Indeed, Trump seized on the incident, saying the ballots were found in a wastepaper basket.
“They throw them out if they have the name ‘Trump’ on it, I guess,” Trump said.
In the 2016 election, Pennsylvania cast 6 million votes, meaning that the nine ballots concerned here make up a tiny proportion of the total vote on which to base a case that the election is unfair. The US attorney said in a letter to county election officials that it appeared confusion was the cause of the prematurely opened ballots — the envelopes appeared similar to the ballot application envelopes — and did not allege any political motivation.
Speaking generally, Benjamin Ginsberg, a veteran Republican election lawyer, said on CNN’s “Cuomo Prime Time” that there was no significant evidence of mass voter fraud in US elections.
“There is a body of evidence, but it’s a really small body of evidence that has been collected on fraudulent ballots over the years. And it is far too thin, just isolated cases of fraud, to make the allegation, the assertion that our elections are fraudulent or rigged.”
‘Questioning the legitimacy’ of the election
Trump’s strategy is multi-pronged. Besides helping him build a case that the election was rigged should he lose, his attacks on mail-in voting may also be an attempt to suppress voting by convincing people that the mail-in option is not secure.

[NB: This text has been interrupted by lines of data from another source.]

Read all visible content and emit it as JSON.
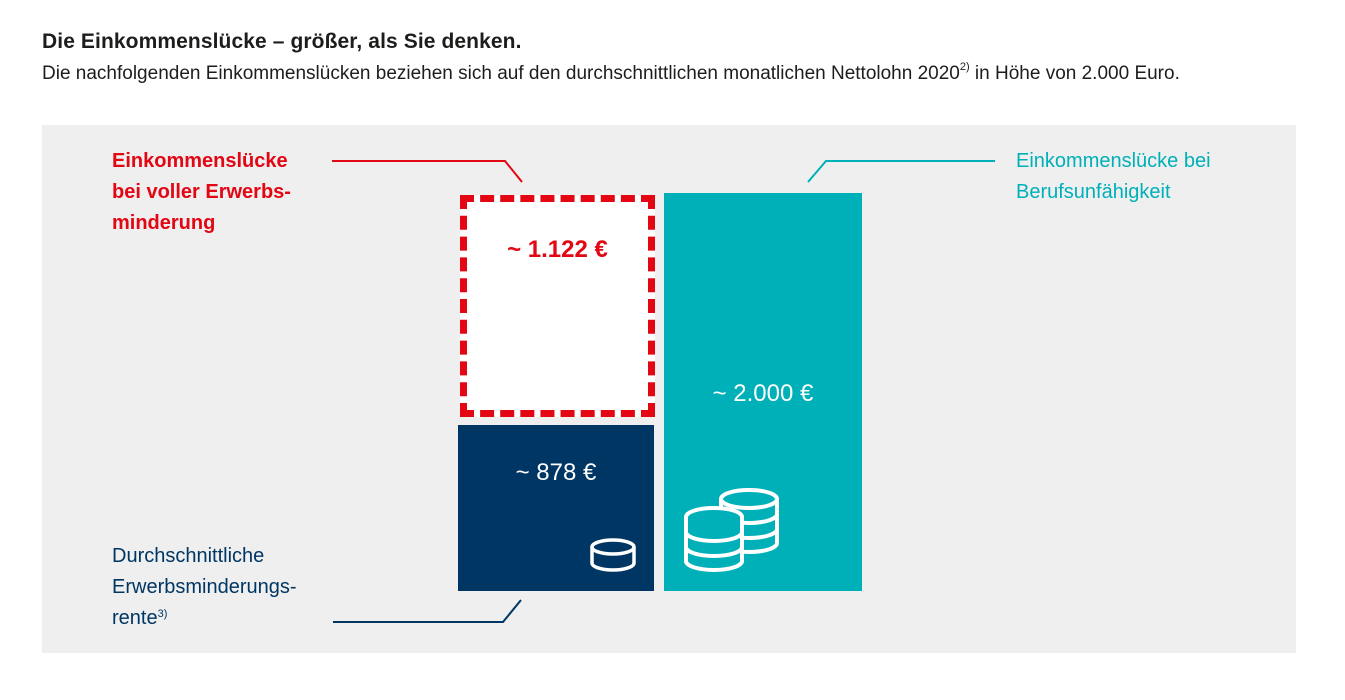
{
  "header": {
    "title": "Die Einkommenslücke – größer, als Sie denken.",
    "subtitle_main": "Die nachfolgenden Einkommenslücken beziehen sich auf den durchschnittlichen monatlichen Nettolohn 2020",
    "subtitle_footnote": "2)",
    "subtitle_end": " in Höhe von 2.000 Euro."
  },
  "chart_data": {
    "type": "bar",
    "stacked": true,
    "categories": [
      "volle Erwerbsminderung",
      "Berufsunfähigkeit"
    ],
    "series": [
      {
        "name": "Durchschnittliche Erwerbsminderungsrente",
        "values": [
          878,
          0
        ]
      },
      {
        "name": "Einkommenslücke bei voller Erwerbsminderung",
        "values": [
          1122,
          0
        ]
      },
      {
        "name": "Einkommenslücke bei Berufsunfähigkeit",
        "values": [
          0,
          2000
        ]
      }
    ],
    "data_labels": {
      "gap_full": "~ 1.122 €",
      "pension": "~ 878 €",
      "gap_bu": "~ 2.000 €"
    },
    "annotations": {
      "gap_full": [
        "Einkommenslücke",
        "bei voller Erwerbs-",
        "minderung"
      ],
      "gap_bu": [
        "Einkommenslücke bei",
        "Berufsunfähigkeit"
      ],
      "pension": [
        "Durchschnittliche",
        "Erwerbsminderungs-",
        "rente"
      ],
      "pension_footnote": "3)"
    },
    "colors": {
      "gap_full": "#e30613",
      "pension": "#003663",
      "gap_bu": "#00b0b9",
      "panel": "#efefef"
    },
    "icons": [
      "coin-single-icon",
      "coin-stacks-icon"
    ]
  }
}
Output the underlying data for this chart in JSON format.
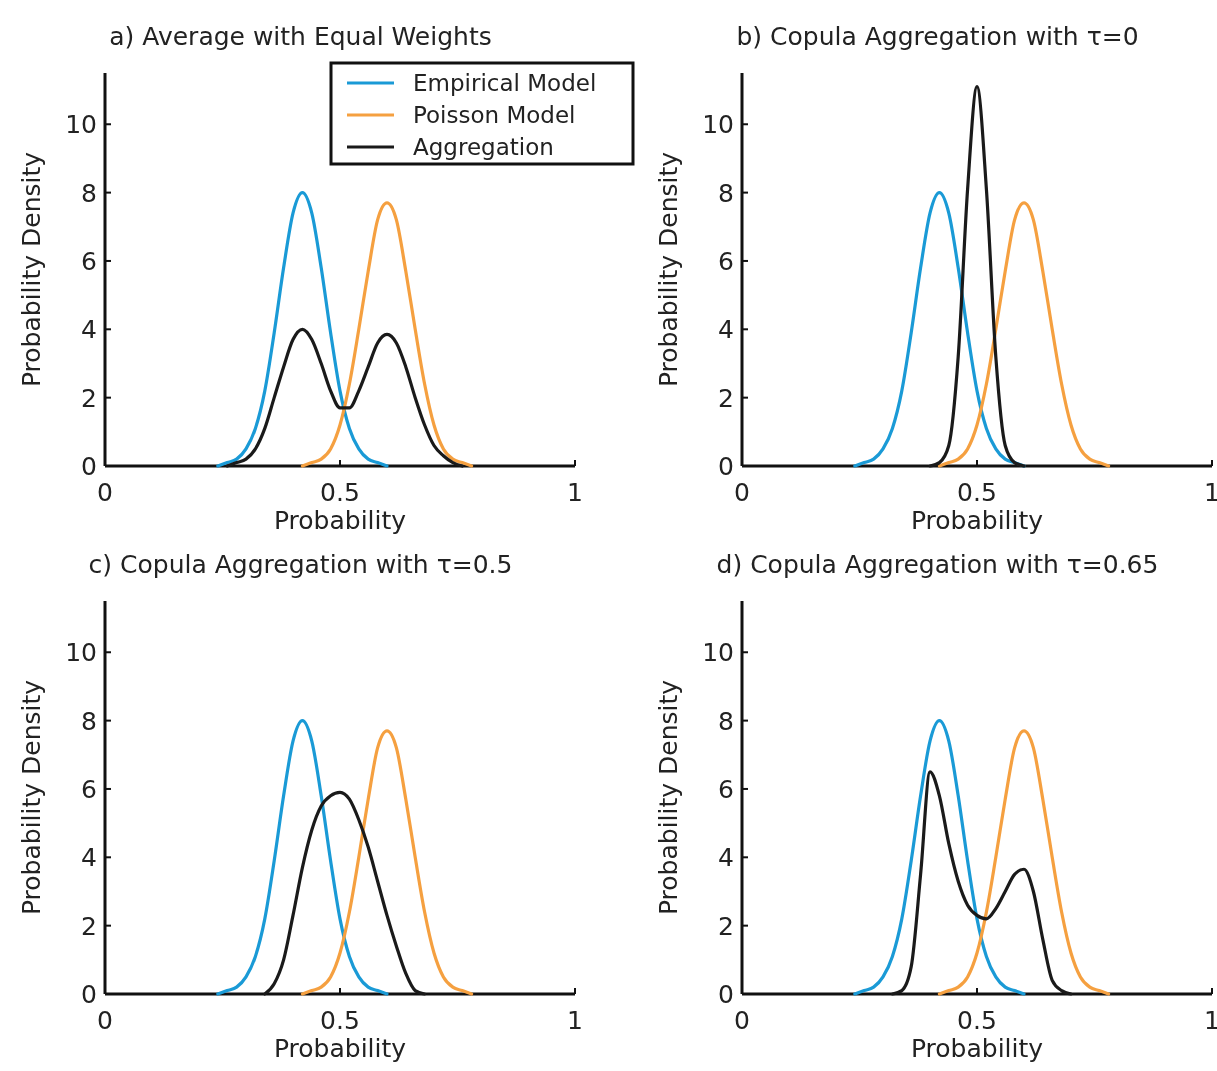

“It’s clearly making people concerned about voting by mail, first of all the issue of ‘will it be counted,'” Trevor Potter, the former chairman of the Federal Election Commission, told CNN Thursday.
“(It’s) questioning the legitimacy … that’s really a PR gambit because legally a vote cast on an absentee ballot by mail is just as legitimate as one cast in person and both have the same security safeguards,” the Republican lawyer said.
The job of securing the vote, and of responding to an expected burst of legal challenges by the Trump campaign, will fall to secretaries of state who will be under fierce pressure in closely fought swing states.
Michigan’s Democratic Secretary of State Jocelyn Benson said that results in the critical battleground may not be available until the Friday after Election Day, which is on Tuesday, November 3.
“This is the way democracy works: no winner is declared until every ballot is counted,” Benson told CNN’s Brianna Keilar.
“At the same time, we recognize that from the minute the polls close to the minute we do have that final tabulation, there will be efforts to try to sow seeds of doubt among our electorate and others about the sanctity of our vote,” she said.
“So we are going to respond to that as we always do with facts, data, truth and transparency.”